In dieser Zeit kehrte er immer wieder zurück nach Hamburg, wo er sich einigermaßen sicher fühlte; wo er weiterhin viel Geld mit den Pokerkarten verdiente, mit denen er jetzt aber auch seine Waffen und seine „Missionen“ finanzierte – und wo er 1989 die schöne Caterina eher zufällig kennenlernte, in die er sich verguckte; an der er sich jedoch zunächst die Zähne ausbiss. Denn sie war zwar einerseits fasziniert von diesem Mann, von dem sie jedoch gleichzeitig annehmen musste, dass er zumindest kein Kind von Traurigkeit war. Sie aber auch nicht. „Mal trafen wir uns morgens, mal mittags, mal spät in der Nacht. Dann verschwand er immer wieder für ein paar Tage. Als ich Giuseppe fragte, was er denn um Gottes willen arbeiten würde, meinte er, er sei Croupier in der Spielbank. Ich antwortete ihm: ‚Und das soll ich dir glauben?‘“

Dass Giuseppe Grassonelli zu diesem Zeitpunkt in seiner Heimat längst als Boss der „La Stidda“ gehandelt wurde, einer Art Netzwerk abtrünniger Cosa-Nostra-Clans, wusste sie nicht. Vielleicht wollte sie dies aber auch gar nicht wissen, denn je schneller und heftiger ein Herz für einen Menschen schlägt, desto stärker kann sich ein Blick verklären. 1991 willigte Caterina schließlich ein, ihm nach Sizilien zu folgen. Er hatte das Eis endlich zum Schmelzen gebracht, und so wurde sie im Haus seiner Familie auf Sizilien wie die zukünftige Schwiegertochter empfangen. Aber das Glück war von kurzer Dauer und endete mit der besagten festen Umarmung. So als ob er gewusst hatte, dass es für sie beide keine Zukunft geben würde. Bis dahin hatte Giuseppe Grassonelli schon vier Mordanschläge überlebt.

Das Gefängnis wird er jedoch vermutlich nicht überleben, wenn die italienische Justiz den umstrittenen ergastolo obstativo nicht abschafft. Was ihn nicht davon abgehalten hat, ein zweites Buch über sein Alter Ego „Antonio Brasso“ zu schreiben, ein weiteres kritisches Buch über das Phänomen Mafia, das in diesem Herbst auf den Markt kommen soll. Sogar ein Spielfilm ist mittlerweile in Vorbereitung.

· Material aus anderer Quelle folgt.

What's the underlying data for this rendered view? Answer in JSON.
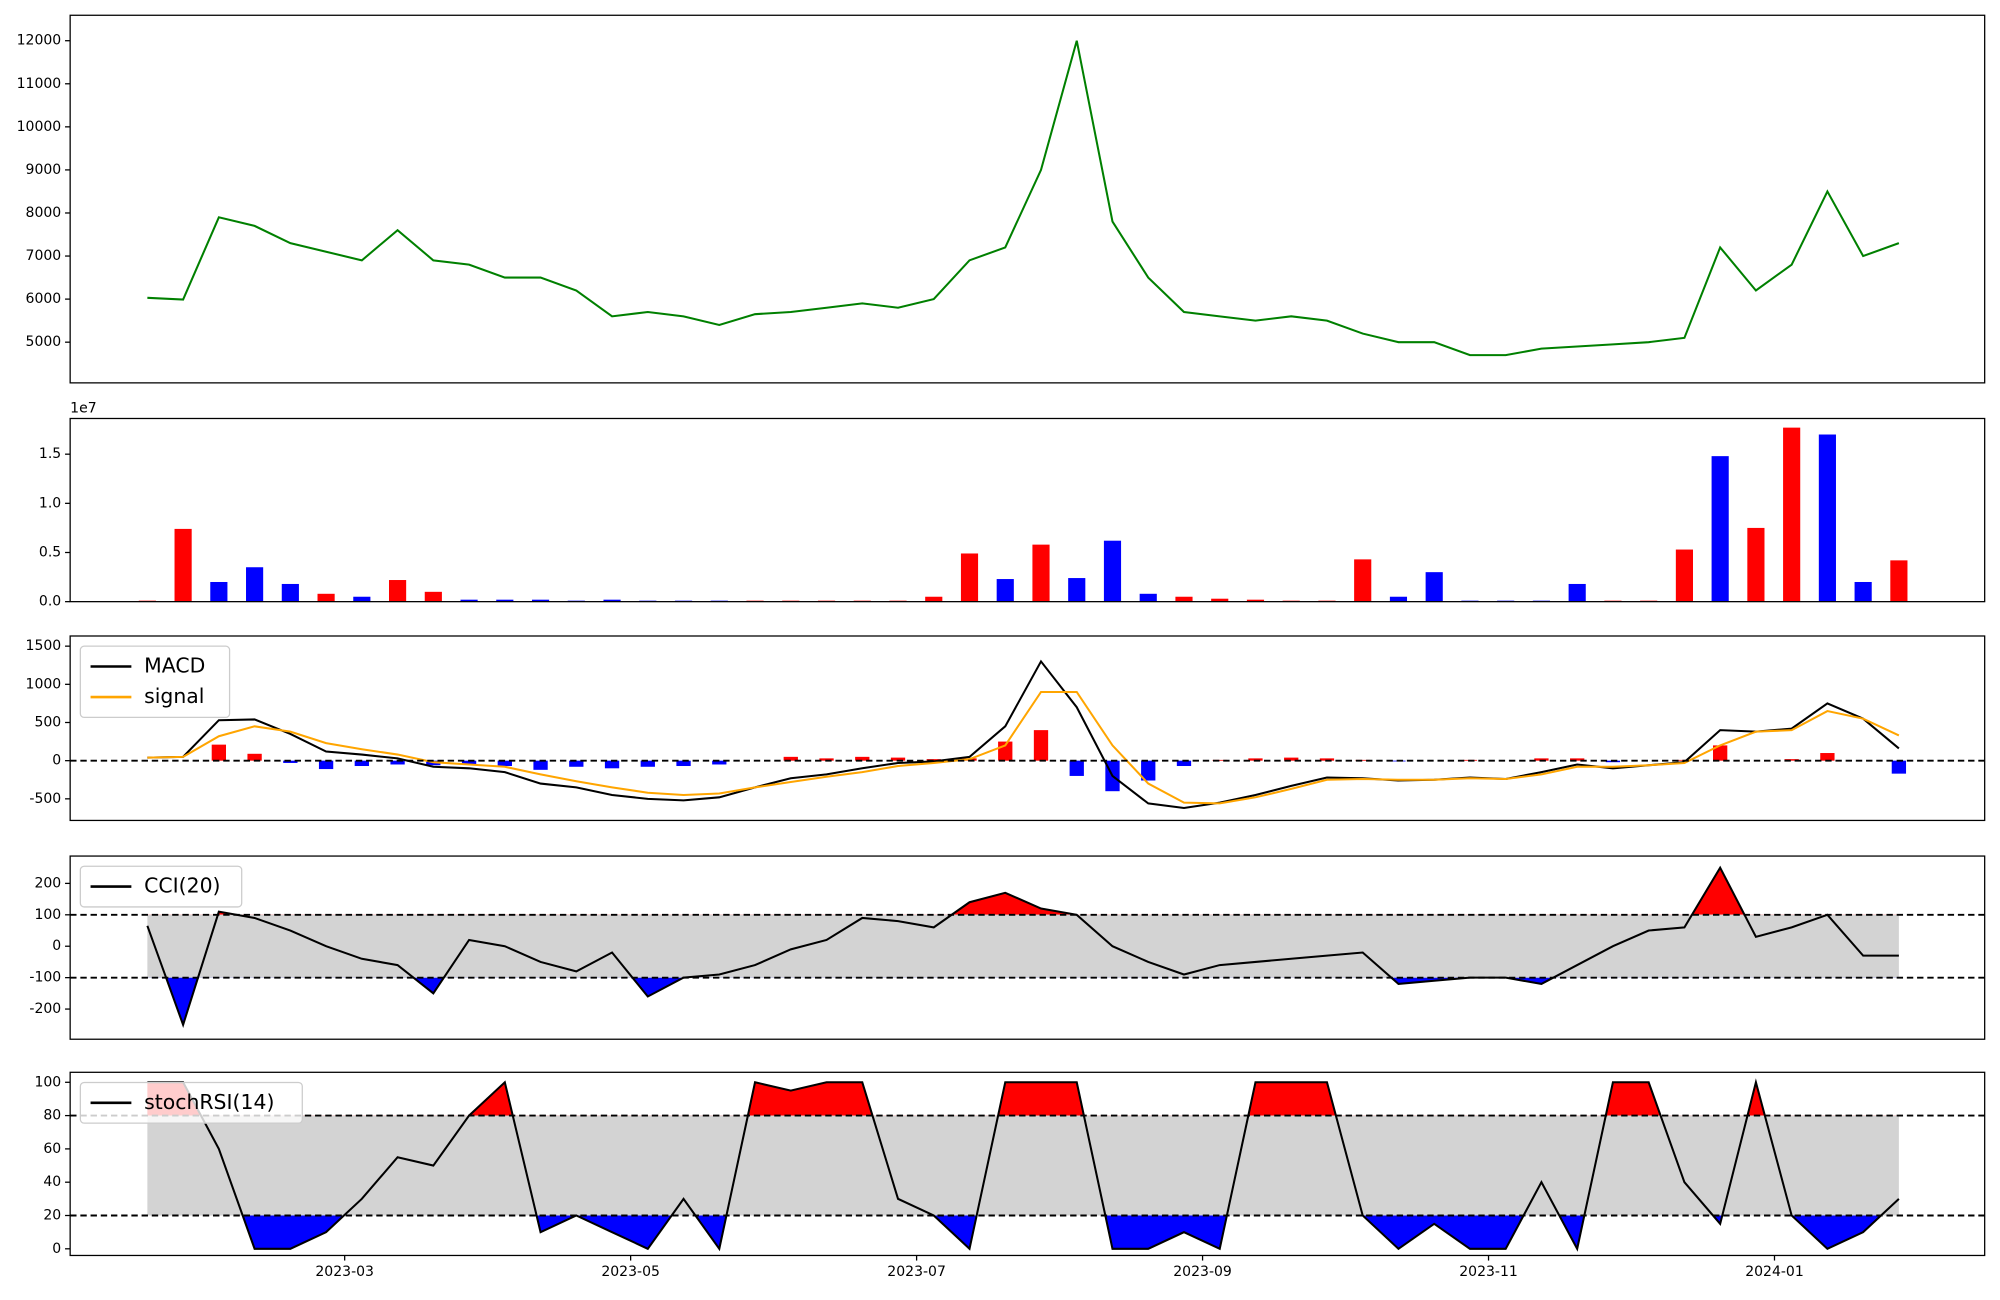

„Giuseppe ist längst resozialisiert“, sagt Caterina. „Heute würde er sich nicht mehr von seinen puren Rachegelüsten leiten lassen. Er würde die Gesetze achten. Aber der Schmerz über den Verlust seiner Familienmitglieder hatte seinen Körper und Geist krank gemacht, und mit seiner Arbeit versucht er jetzt, zur Aufklärung über das organisierte Verbrechen in Italien beizutragen.“ Darüber hinaus habe er einsehen müssen, dass er damals, als junger, dummer Mann, bloß wie eine Schachfigur auf dem Brett der mächtigen Cosa Nostra hin- und hergeschoben worden war, die sich dank seiner „Arbeit“ einiger unliebsamer Mitglieder entledigen konnte, ohne selbst in den Fokus der Mafiajäger zu geraten. Sie kann nicht anders, als ihn zu verteidigen. Caterina spricht inzwischen von „einer großen Vertrautheit“, die zwischen ihr und dem Lebenslänglichen herrsche, einer größeren sogar als damals, als beide noch jung und ineinander verliebt waren. Aber Caterina ist keine Traumtänzerin. Ein gemeinsames Leben scheint unerreichbar.

„Es wäre schon viel gewonnen, wenn ich ihn bald einmal im Gefängnis besuchen dürfte.“ Das wäre dann immerhin ein gemeinsamer Moment.